Things really began to pick up steam at the beginning of 2020 when Cajou won a storefront competition for Howard Row, a mixed-use project along a historic 27-block strip in downtown Baltimore once home to some of the best shopping in the city. Along with one other business, they won a yearlong lease, but they are still responsible for customizing the space, and paying for insurance, utilities, and a security deposit. Of course, the COVID-19 pandemic has thrown quite a wrench in these brick-and-mortar plans.

Cajou Creamery
Each pint of Cajou contains a story about the flavor and its ingredients on the back. | April Greer / Thrillist

“Building out during this guessing game is a real challenge,” Foster says. “Should we make tables six feet apart? Should we have plexiglass separators? If people aren’t dining in, should we convert one wall to a pass-through window? We are having to pivot, but we feel lucky that we are building out now rather than having already completed it before the pandemic.”

One way Cajou is hoping to make things easier is through a Kickstarter campaign running during the month of July (National Ice Cream Month).
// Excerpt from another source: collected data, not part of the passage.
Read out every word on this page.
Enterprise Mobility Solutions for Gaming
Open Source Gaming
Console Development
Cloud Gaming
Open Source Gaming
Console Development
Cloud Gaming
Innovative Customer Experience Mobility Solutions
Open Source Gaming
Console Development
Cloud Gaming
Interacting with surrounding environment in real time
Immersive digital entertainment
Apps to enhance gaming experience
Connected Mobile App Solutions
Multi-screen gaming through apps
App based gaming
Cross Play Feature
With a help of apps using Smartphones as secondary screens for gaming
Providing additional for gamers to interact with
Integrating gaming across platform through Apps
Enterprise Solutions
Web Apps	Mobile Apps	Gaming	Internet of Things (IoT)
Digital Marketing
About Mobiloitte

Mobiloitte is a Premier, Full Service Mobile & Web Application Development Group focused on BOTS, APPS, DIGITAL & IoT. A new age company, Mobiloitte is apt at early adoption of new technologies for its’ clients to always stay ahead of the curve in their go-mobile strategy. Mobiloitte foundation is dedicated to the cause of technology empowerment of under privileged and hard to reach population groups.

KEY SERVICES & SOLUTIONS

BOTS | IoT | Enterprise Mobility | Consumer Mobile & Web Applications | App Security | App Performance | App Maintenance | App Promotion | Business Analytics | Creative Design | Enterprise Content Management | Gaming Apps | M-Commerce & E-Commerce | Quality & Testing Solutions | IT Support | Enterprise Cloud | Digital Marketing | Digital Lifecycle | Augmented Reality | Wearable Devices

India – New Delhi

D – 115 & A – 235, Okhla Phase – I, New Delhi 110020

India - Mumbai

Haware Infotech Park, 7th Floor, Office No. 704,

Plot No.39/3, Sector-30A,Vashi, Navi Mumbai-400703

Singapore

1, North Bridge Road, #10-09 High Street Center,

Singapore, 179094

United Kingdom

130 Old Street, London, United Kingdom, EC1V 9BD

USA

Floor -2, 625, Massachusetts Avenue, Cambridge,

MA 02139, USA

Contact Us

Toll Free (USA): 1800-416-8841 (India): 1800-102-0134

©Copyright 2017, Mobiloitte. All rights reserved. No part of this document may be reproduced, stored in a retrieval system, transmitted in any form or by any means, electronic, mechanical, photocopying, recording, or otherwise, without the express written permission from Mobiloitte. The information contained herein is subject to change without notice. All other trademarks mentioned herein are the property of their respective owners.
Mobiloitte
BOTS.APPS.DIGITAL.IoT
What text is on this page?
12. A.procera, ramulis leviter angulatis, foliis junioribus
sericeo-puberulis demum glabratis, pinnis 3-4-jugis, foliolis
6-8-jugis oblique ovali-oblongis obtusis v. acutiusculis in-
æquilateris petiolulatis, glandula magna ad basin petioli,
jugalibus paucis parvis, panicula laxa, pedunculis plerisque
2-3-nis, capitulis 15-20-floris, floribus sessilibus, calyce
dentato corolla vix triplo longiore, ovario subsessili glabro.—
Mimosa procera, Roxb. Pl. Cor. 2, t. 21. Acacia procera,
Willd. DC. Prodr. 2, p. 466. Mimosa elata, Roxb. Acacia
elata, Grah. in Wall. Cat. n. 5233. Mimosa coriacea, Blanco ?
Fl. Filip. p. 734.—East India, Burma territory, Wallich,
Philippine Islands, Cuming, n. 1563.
The money -- so far $19,000 of their $30,000 goal -- will go to scaling up the business for the storefront and quadrupling its current production.

Campbell and Foster certainly think big when it comes to Cajou. They have plans to expand beyond ice cream and offer a broad, plant-based food menu. They also intend to hire former prisoners or “returning citizens” to give them a second lease on life. This is all on top of an underlying mission to promote healthy foods in their own backyard.

“My public health work has taken me to West Africa and Latin America,” says Foster, who still practices law. “But now we want to limit diet-related diseases in our community, and connect people with food from the diaspora. This has all taught me we have one life to live and we can always reinvent ourselves.”